• Sonuç bulunamadı

İSLAM DÜNYASINDA VE BATI DÜNYASINDA İSTENİLEN

Belgede Ütopyalarda din-siyaset ilişkisi (sayfa 167-176)

2. GENEL OLARAK DİN SİYASET İLİŞKİSİ

1.5. İSLAM DÜNYASINDA VE BATI DÜNYASINDA İSTENİLEN

İkinci bölümün sonunda batı dünyasında istenilen ütopya türü olan Platon (Devlet, Yasalar), More (Ütopya), Campanella (Güneş Ülkesi) ve Bacon’ın (Yeni Atlantis) ütopyaları ile İslam dünyasında istenilen ütopya türü olarak kabul edebileceğimiz Farabi’nin (Medinetü’l Fazıla) ütopyasına göz atarak, aralarındaki farkları ortaya koymamız konuyu anlaşılır kılacak ve iki kültürdeki ütopyacılığın farkını ortaya koyması açısından yararlı olacaktır.

Gerek Batı ve gerekse Doğu’da yazılmış olan ütopyalar, toplumu, devleti ve devletin içinde bireyin haklarını yeniden düzenleyen eleştirel eserlerdir. Bu eserlerin yazılış amaçları benzerlik gösterir. Bu bağlamda ütopyaların temel hareket noktası

540

varolan siyasal düzenden hareketle, farklı bir devlet sistemi oluşturmaktır. Bu prensipten hareketle Platon’un eseri karmaşa yaşayan Atina demokrasisine, Rönesans ütopyaları Bacon’ın ütopyası hariç siyasi ve ekonomik çöküntü içinde olan Avrupa devletlerine birer eleştiri olarak yazılmıştır. Farabi’nin eseri de Abbasi halifeliğinin çöküş döneminde yazılmış bir eserdir. Ancak Batı ütopyalarında açık ve net bir toplum tasvir edilmekte iken, Farabi’nin eserindeki toplum tasviri Batı’da olanlar kadar açık değildir. Yine Batı ütopyaları varolan topluma birer eleştiri örneği iken, Farabi’de böyle bir devlet eleştirisinden bahsetmek olanaksızdır.

Batılı ütopyaların yazarları devlet tasvirine geçmeden eserin girişinde varolan devlet düzenini eleştirel bir üslupla bizlere sunar. Eleştiri sonrası biz eserlerin diğer bölümlerinde farklı kurgulanan bir devlet tasarımını görürüz. Farabi’nin eserinin amacı ise siyasal bir kaygıdan kaynaklanmayıp sistematikliğinin bir sonucudur. Eserde biz, çağına ait devlet ve siyaset sisteminin eleştirisini bulmak yerine, devletin amacı ve kaynağı olan Vacibu’l- Vucud olan, Tanrı’nın varlığının kanıtlanmasını görürüz.

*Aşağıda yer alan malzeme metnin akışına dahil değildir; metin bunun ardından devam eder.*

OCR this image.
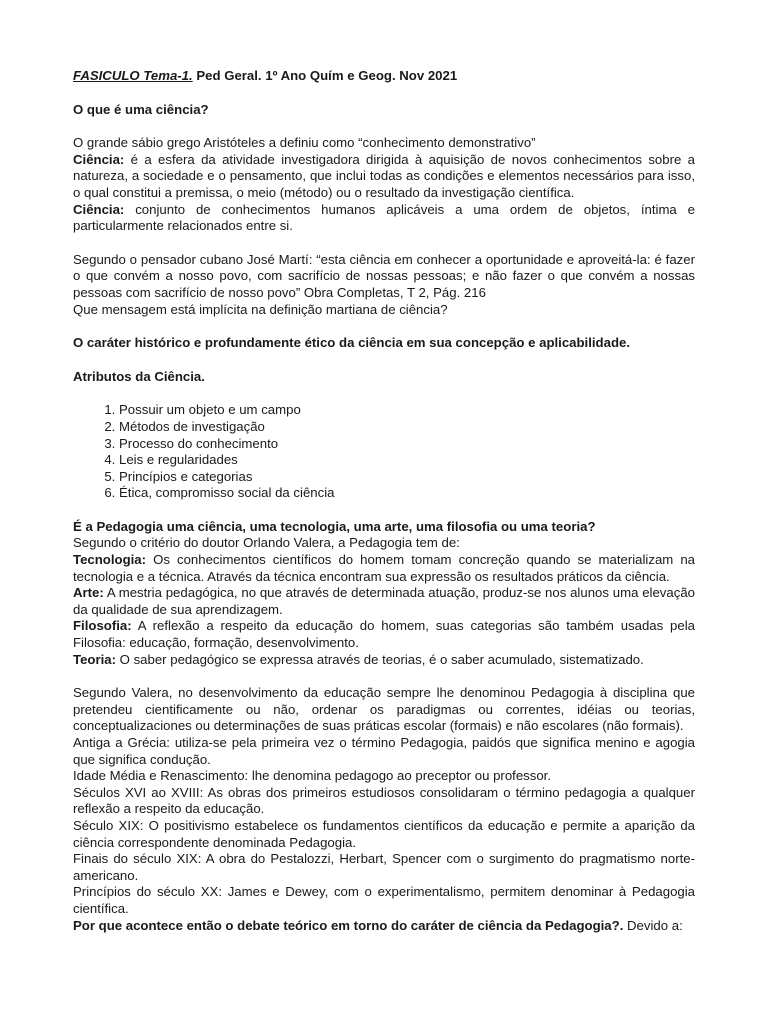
FASICULO Tema-1. Ped Geral. 1º Ano Quím e Geog. Nov 2021

O que é uma ciência?

O grande sábio grego Aristóteles a definiu como “conhecimento demonstrativo”

Ciência: é a esfera da atividade investigadora dirigida à aquisição de novos conhecimentos sobre a natureza, a sociedade e o pensamento, que inclui todas as condições e elementos necessários para isso, o qual constitui a premissa, o meio (método) ou o resultado da investigação científica.

Ciência: conjunto de conhecimentos humanos aplicáveis a uma ordem de objetos, íntima e particularmente relacionados entre si.

Segundo o pensador cubano José Martí: “esta ciência em conhecer a oportunidade e aproveitá-la: é fazer o que convém a nosso povo, com sacrifício de nossas pessoas; e não fazer o que convém a nossas pessoas com sacrifício de nosso povo” Obra Completas, T 2, Pág. 216

Que mensagem está implícita na definição martiana de ciência?

O caráter histórico e profundamente ético da ciência em sua concepção e aplicabilidade.

Atributos da Ciência.

1. Possuir um objeto e um campo
2. Métodos de investigação
3. Processo do conhecimento
4. Leis e regularidades
5. Princípios e categorias
6. Ética, compromisso social da ciência

É a Pedagogia uma ciência, uma tecnologia, uma arte, uma filosofia ou uma teoria?

Segundo o critério do doutor Orlando Valera, a Pedagogia tem de:

Tecnologia: Os conhecimentos científicos do homem tomam concreção quando se materializam na tecnologia e a técnica. Através da técnica encontram sua expressão os resultados práticos da ciência.

Arte: A mestria pedagógica, no que através de determinada atuação, produz-se nos alunos uma elevação da qualidade de sua aprendizagem.

Filosofia: A reflexão a respeito da educação do homem, suas categorias são também usadas pela Filosofia: educação, formação, desenvolvimento.

Teoria: O saber pedagógico se expressa através de teorias, é o saber acumulado, sistematizado.

Segundo Valera, no desenvolvimento da educação sempre lhe denominou Pedagogia à disciplina que pretendeu cientificamente ou não, ordenar os paradigmas ou correntes, idéias ou teorias, conceptualizaciones ou determinações de suas práticas escolar (formais) e não escolares (não formais).

Antiga a Grécia: utiliza-se pela primeira vez o término Pedagogia, paidós que significa menino e agogia que significa condução.

Idade Média e Renascimento: lhe denomina pedagogo ao preceptor ou professor.

Séculos XVI ao XVIII: As obras dos primeiros estudiosos consolidaram o término pedagogia a qualquer reflexão a respeito da educação.

Século XIX: O positivismo estabelece os fundamentos científicos da educação e permite a aparição da ciência correspondente denominada Pedagogia.

Finais do século XIX: A obra do Pestalozzi, Herbart, Spencer com o surgimento do pragmatismo norte-americano.

Princípios do século XX: James e Dewey, com o experimentalismo, permitem denominar à Pedagogia científica.

Por que acontece então o debate teórico em torno do caráter de ciência da Pedagogia?. Devido a:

Batı’da istenilen ütopyalar süreklilik ve çeşitlilik göstermekte iken İslam dünyasında ütopya türü eserler ifade ettiğimiz gibi yok denecek kadar azdır. Batı dünyasındaki ütopyaların sürekliliği onlarda dönüşümü de beraber getirmiş ve bir sonraki bölümde konu edineceğimiz istenilmeyen korku ütopya türünün gelişimine yol açmıştır. İslam dünyasında ise korku ütopyası türünden bahsetmek imkânsızdır.

Batılı ütopyalarda amaç, mutluluğu verecek devleti bu dünyada kurmak, tasarlamaktır. Tasarlanan devlette kurgulanan yapının amacı devlet ve devletin organlarının devamlılığını sağlamaktır. Farabi’nin tasarladığı devletin amacı ise Tanrısal bir amaç olarak her iki âlemde de mutluluğu sağlamaktır. Batı ütopyaları sadece bu dünyada mutluluğu hedeflerken Farabi’de her iki dünyada da mutlu olmak hedeflenir.

İstenilen batı ütopyalarında devlet ön planda tutularak, birey yok sayılmıştır. Devletin nizamı, devamlılığı ve sürekliliği hep göz önünde tutulmuş ve bireyin temel hakları elinden alınarak, yok sayılmıştır. Farabi’de de aynı şekilde devlet ve siyasi

yaşam önemlidir. Ancak batılı ütopyalarda birey devlet için bir meta konumunda iken, Farabi’de birey devlet içinde mutlu olması gereken, olumlu bir konumdadır.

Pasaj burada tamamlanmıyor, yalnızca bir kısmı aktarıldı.